My wife and children.
Friends and students.
The open sea.
Wintery mountaintops, after it has snowed.
What does success look like?
Achieving your goals.
Living up to your values.
Loving, being loved, and knowing it.
Being able to experience freedom and intimacy at the same time, at least sometimes.
A few positive surprises along the way.
Dealing with the impossibility of having all of the above, all the time, with dignity and integrity.
What is your next goal?
Writing regularly, without rush.
Why is the Thinkers50 important to you?
I don’t just write to be read.
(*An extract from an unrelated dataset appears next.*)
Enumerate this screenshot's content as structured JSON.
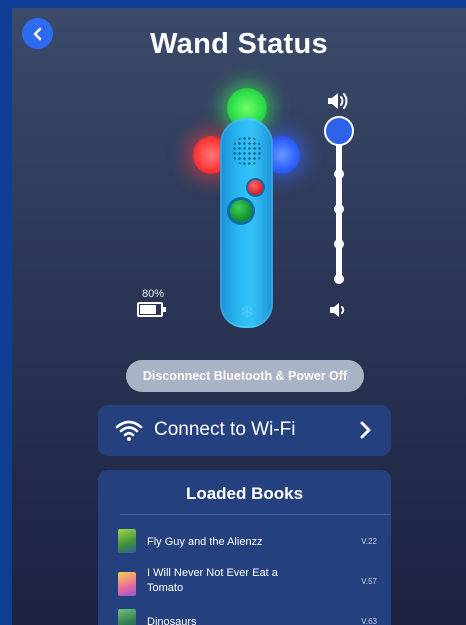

I write to be heard.
It means a lot when people find my ideas meaningful and useful, in the workplace and beyond.
What is your competitive advantage?
I am very mindful that I am not a company, an asset or a machine.
Therefore, I do not have a brand, a market, or a competitive advantage.
I have an identity, beliefs and skills that I work on every day.
And far most important, I have amazing friends and students.
How do you keep your thinking fresh?
I teach a lot. I work with managers almost every day.
They keep my thinking fresh.
How much time do you spend travelling?
About two months a year, geographically.
At least once a day, psychologically.
What is the secret of a great presentation?
Address a question that people care about as much as you do.
Speak to people about an issue. Not the other way around.
What advice would you give to anyone who wants to follow in your footsteps?
Find your own path. Be prepared to be alone for stretches, if you must.
If you can, don’t go it alone.
Remember and imagine in equal measure.
Your voice is a distant aim, not a means.